Except it wasn't. Maybe it was because I showed this Daniel Tiger video about his fish dying, or maybe because we put together puzzles (see pic) to talk about broken hearts, or maybe got lucky or everyone was tired. Or maybe it was the topic? Every single group that day that rotated through the story time station participated, paid attention (mostly) and shared, sometimes quite profoundly. The littler children raised their hands, eager to tell that their fish or dog or grandpa had died. The older children shared losses too, and reflected on them. A boy in the grades 4-6 class had recently lost his father and he eloquently shared about his journey. I was amazed. A girl in that same class shared that her grandpa has cancer and is unable to do much anymore, and she said that was a kind of grief to lose those abilities, even though he is still alive. I was amazed. 

I was worried the children couldn't handle tough topics, but that was silly of me.
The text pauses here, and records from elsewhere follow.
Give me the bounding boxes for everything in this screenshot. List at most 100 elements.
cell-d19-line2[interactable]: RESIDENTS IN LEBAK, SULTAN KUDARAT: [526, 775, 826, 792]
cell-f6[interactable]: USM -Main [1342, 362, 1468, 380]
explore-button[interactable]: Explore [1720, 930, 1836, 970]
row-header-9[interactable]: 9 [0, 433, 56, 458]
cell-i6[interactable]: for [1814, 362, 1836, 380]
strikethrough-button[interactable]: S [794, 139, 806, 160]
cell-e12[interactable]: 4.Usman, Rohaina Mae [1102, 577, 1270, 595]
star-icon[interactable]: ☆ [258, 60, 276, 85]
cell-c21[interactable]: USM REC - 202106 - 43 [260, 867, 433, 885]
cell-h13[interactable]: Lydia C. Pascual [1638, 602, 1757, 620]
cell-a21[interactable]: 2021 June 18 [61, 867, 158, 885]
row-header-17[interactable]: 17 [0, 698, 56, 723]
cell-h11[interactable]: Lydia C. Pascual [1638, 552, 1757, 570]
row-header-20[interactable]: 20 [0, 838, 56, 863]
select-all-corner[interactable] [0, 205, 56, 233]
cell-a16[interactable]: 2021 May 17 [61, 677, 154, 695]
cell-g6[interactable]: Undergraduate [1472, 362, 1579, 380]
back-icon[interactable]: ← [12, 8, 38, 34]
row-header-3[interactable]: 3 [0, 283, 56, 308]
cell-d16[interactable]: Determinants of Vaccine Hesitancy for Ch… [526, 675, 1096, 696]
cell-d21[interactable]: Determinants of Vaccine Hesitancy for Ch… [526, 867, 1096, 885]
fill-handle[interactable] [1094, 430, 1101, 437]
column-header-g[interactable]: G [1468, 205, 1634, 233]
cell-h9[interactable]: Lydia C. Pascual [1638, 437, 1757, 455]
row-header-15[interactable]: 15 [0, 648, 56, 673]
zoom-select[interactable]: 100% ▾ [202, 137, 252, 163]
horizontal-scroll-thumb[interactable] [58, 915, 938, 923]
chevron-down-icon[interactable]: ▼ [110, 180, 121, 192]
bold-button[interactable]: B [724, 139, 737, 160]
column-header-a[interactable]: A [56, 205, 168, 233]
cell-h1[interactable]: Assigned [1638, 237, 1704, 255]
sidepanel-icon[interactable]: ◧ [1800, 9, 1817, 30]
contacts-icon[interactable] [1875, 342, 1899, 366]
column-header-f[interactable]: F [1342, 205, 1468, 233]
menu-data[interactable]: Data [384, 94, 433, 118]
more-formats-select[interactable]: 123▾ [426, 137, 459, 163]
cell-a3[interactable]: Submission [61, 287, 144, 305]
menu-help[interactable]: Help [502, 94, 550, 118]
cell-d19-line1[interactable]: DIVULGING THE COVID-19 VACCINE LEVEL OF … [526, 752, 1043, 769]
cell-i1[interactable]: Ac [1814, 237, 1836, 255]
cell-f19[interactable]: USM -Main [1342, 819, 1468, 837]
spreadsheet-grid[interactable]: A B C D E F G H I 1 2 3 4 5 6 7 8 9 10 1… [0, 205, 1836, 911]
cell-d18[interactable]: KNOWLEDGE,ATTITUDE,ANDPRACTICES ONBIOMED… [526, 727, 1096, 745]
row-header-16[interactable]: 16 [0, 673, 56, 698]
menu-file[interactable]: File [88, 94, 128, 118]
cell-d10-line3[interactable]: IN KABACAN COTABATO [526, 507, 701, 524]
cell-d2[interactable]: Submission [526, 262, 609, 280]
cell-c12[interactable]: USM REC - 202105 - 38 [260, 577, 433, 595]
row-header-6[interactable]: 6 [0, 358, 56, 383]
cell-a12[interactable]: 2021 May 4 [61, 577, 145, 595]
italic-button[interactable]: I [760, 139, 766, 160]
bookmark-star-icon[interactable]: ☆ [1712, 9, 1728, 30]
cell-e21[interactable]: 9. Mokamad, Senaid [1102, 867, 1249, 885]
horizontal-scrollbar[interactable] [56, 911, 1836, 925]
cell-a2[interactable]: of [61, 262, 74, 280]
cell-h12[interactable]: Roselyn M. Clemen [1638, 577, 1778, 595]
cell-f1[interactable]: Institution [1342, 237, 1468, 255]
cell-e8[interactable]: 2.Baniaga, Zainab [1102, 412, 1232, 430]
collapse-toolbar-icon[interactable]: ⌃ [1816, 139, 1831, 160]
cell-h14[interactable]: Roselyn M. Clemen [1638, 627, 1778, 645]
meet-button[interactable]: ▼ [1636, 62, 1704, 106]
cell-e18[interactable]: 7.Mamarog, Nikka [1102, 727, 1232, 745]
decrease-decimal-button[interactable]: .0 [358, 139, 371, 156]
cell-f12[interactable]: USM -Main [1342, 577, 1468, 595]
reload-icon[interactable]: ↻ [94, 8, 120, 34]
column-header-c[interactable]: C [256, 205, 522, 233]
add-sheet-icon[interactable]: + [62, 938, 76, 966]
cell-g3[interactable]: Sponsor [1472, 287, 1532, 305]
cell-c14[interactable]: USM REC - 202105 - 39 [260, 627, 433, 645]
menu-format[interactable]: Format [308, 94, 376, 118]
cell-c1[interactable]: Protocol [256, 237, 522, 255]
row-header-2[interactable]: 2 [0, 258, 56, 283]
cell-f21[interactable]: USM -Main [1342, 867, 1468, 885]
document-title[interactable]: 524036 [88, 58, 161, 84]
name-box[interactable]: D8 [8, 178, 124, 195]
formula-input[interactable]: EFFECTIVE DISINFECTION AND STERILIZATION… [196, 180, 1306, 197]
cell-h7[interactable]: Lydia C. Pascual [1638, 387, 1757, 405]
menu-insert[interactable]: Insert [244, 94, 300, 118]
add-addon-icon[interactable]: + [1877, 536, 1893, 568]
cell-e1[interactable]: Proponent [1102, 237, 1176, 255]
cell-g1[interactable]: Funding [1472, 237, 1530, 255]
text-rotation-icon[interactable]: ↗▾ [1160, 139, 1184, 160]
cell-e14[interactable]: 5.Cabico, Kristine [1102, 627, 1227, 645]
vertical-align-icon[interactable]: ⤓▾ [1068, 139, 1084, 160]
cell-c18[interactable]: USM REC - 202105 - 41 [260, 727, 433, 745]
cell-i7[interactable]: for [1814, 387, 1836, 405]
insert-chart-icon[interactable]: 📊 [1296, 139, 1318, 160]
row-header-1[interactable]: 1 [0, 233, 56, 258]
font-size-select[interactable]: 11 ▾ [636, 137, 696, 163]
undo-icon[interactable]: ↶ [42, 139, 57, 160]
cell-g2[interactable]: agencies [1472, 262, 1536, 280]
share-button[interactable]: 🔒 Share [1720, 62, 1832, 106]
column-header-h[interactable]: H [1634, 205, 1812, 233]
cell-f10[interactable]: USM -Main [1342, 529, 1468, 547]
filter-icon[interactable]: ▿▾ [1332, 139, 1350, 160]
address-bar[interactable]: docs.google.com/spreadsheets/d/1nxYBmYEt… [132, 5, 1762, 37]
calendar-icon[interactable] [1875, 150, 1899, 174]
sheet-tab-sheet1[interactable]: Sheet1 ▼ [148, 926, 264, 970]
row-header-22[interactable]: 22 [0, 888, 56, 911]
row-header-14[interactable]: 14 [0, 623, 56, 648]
They seemed the most engaged when we discussed the hard stuff. It was like other deep stuff I talk about with my kids, like where God is or what's past the universe. These kids showed up for it. They showed their focus, they showed their resilience. It makes me think that the kids will probably be alright, especially when we grown ups show up for them, too, with their questions, with their big feelings, with our grace and love.